Pociesza mnie fakt, że nie męczę się sama...(dziękuję Wam hihi) a i kilka dni temu dowiedziałam się, że moja szwagierka też jest w ciąży!!! Będzie miała termin prawdopodobnie 2 tygodnie po mnie. Więc fantastycznie :happy:
Co by tu się jeszcze wyżalić...to staram się nie mieć żalu do siebie, że nie mam siły wyjątkowo ciekawie spędzać czasu z córcią. Dziś nawet odpuściłam zwykły spacer... i płaczę tak często praktycznie bez powodu... powtarzam sobie, że to minie. Hm
Z wagą wciąż jestem na minusie od początku ciąży, brzuszka brak (o ile nie liczyć wzdęć)
 
angelstw dokładnie 5 września więc już czasu coraz mniej, a suknię mam dużą typową princesskę ;) wrzucę zdjęcie później bo nie mam na komputerze żeby przyszły mąż nie zobaczył ;) z ciążą to tak wyszło spontanicznie bo chcieliśmy się starać po ślubie ale nie mogliśmy się doczekać, a że udało nam się za 1 razem więc do ślubu będę szła już w 4 miesiącu :)

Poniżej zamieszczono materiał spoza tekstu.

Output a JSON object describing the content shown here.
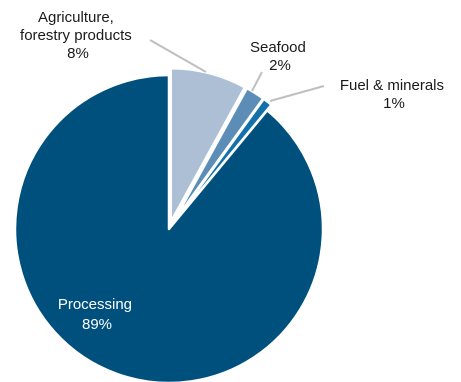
{
  "chart_data": {
    "type": "pie",
    "title": "",
    "categories": [
      "Agriculture, forestry products",
      "Seafood",
      "Fuel & minerals",
      "Processing"
    ],
    "values": [
      8,
      2,
      1,
      89
    ],
    "unit": "%",
    "labels": [
      {
        "lines": [
          "Agriculture,",
          "forestry products"
        ],
        "value_text": "8%"
      },
      {
        "lines": [
          "Seafood"
        ],
        "value_text": "2%"
      },
      {
        "lines": [
          "Fuel & minerals"
        ],
        "value_text": "1%"
      },
      {
        "lines": [
          "Processing"
        ],
        "value_text": "89%"
      }
    ],
    "colors": [
      "#adbfd4",
      "#5b8db6",
      "#1270aa",
      "#00507e"
    ],
    "legend": "none",
    "start_angle_deg": 0,
    "direction": "clockwise"
  }
}
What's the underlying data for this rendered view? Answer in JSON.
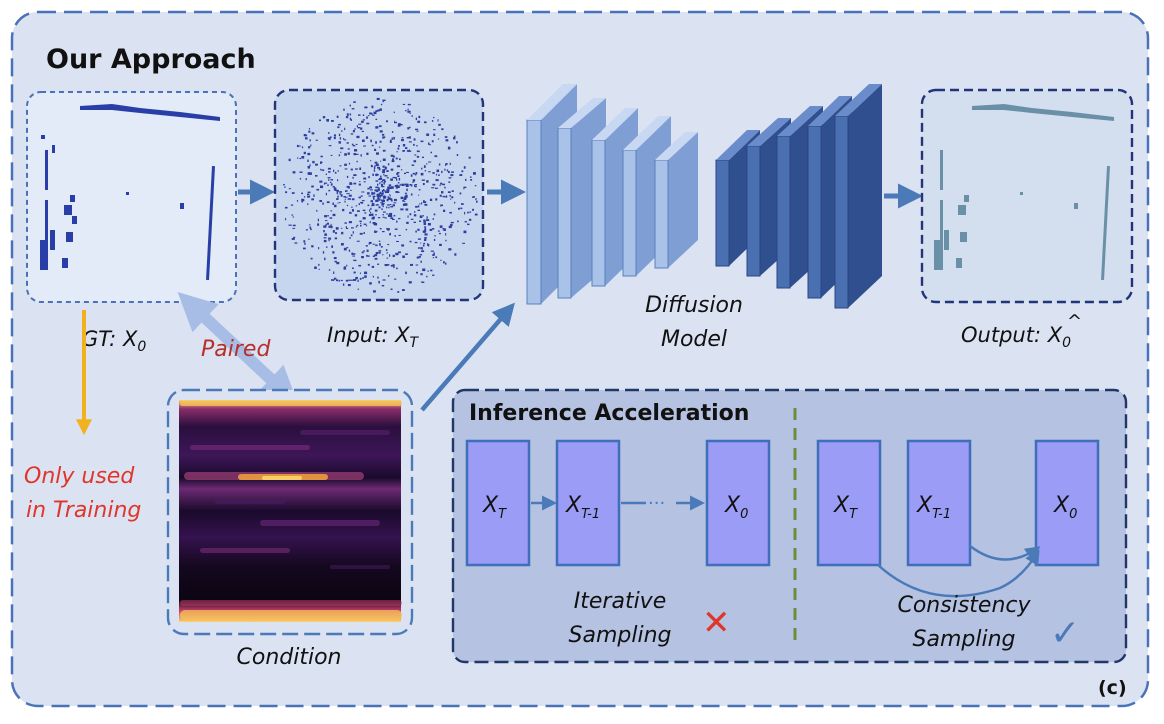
{
  "title": "Our Approach",
  "panel_tag": "(c)",
  "gt_label": {
    "prefix": "GT: ",
    "var": "X",
    "sub": "0"
  },
  "input_label": {
    "prefix": "Input: ",
    "var": "X",
    "sub": "T"
  },
  "output_label": {
    "prefix": "Output: ",
    "var": "X",
    "hat": "^",
    "sub": "0"
  },
  "model_label": {
    "line1": "Diffusion",
    "line2": "Model"
  },
  "paired_label": "Paired",
  "training_note": {
    "line1": "Only used",
    "line2": "in Training"
  },
  "condition_label": "Condition",
  "inference": {
    "title": "Inference Acceleration",
    "iterative": {
      "boxes": [
        {
          "var": "X",
          "sub": "T"
        },
        {
          "var": "X",
          "sub": "T-1"
        },
        {
          "var": "X",
          "sub": "0"
        }
      ],
      "ellipsis": "···",
      "label_line1": "Iterative",
      "label_line2": "Sampling",
      "status_mark": "✕"
    },
    "consistency": {
      "boxes": [
        {
          "var": "X",
          "sub": "T"
        },
        {
          "var": "X",
          "sub": "T-1"
        },
        {
          "var": "X",
          "sub": "0"
        }
      ],
      "label_line1": "Consistency",
      "label_line2": "Sampling",
      "status_mark": "✓"
    }
  },
  "colors": {
    "panel_bg": "#dbe3f2",
    "panel_border": "#4a72b8",
    "arrow": "#4a7ab8",
    "train_arrow": "#f2b21f",
    "red_text": "#e0352b",
    "paired_text": "#b5302a",
    "box_fill": "#9a9cf5",
    "box_border": "#3f6fba",
    "inference_bg": "#b5c2e2",
    "inference_border": "#1f3866",
    "encoder_face": "#a9c2e8",
    "decoder_face": "#4a70b2",
    "divider": "#6e8c3a"
  }
}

Z tą krwią z nosa to już miałam przygodę bo nie zauważyłam że zaczyna lecieć i w autobusie kichnęłam krwią na wszystko dookoła, możecie sobie wyobrazić reakcje ludzi :/ jutro sobie w końcu pójdę do apteki po tą witaminę C
 
Mokito ;-) odzywaj się tu do nas, im więcej nas tu będzie tym raźniej, jakoś wspólnie przejdziemy przez naszych 7 miesięcy ;-) ja właściwie od razu wymiotowałam..u mnie ten objaw ciąży pojawił się jeszcze zanim zrobiłam test ciążowy..miałam takie 3 dni że wymiotowałam po wszystkim co zjadłam. Wtedy już wiedziałam że coś jest na rzeczy ;-) teraz męczy mnie ale tak co drugi dzień ;-) nie narzekam i każdym objaw przyjmuję z ogromną pokorą, niech się ze mną dzieje co chce byle tylko Groszulkowy był silny i został z nami do końca! ♥ Hehe to się ze szwagierką wstrzeliłyście w podobny czas :-p kto wie czy na porodówce razem nie wylądujecie :-D to że płaczesz uważam za normę..taka burza hormonów jaka w nas szaleje, nic dziwnego że masz zmienny nastrój. 3maj się w końcu kiedyś musi nastać ten lepszy czas ciąży :tak:

karola uśmiałam się jak przeczytałam o tej akcji z kichnięciem w autobusie :-D choć nie ukrywam że nie chciałabym być na miejscu tych ludzi :-p no to super że się szykuje weselicho :tak: na pewno będziesz wyglądała bosko! Pewnie pilnuj, żeby mąż nie dopatrzył sukni przed ślubem a później czekam na fotki;-) no a ja dzisiaj wkraczam powolutku w 10 tydzień...szok ja nie wiem kiedy to zleciało, dopiero robiłam test w 4 tygodniu ;-) jutro mam wizytę i oczywiście jak o niej pomyślę to aż mi ściska żołądek, ale mam nadzieję że Groszkowy rośnie zdrowo i wszystko jest jak być powinno ;-)
 
reklama
angelstw dziękuję Ci za taki wspierający post, tego mi było trzeba! Podziwiam Cię za pokorę, mi jakoś chyba jej brakuje... dziś z mdłościami nie jest jeszcze tak źle :tak: z kolei w nocy obudził mnie przerażający ból głowy (łącznie ze szczęką i zatoką) i łyknęłam paracetamol. Lekkiego dnia wszystkim!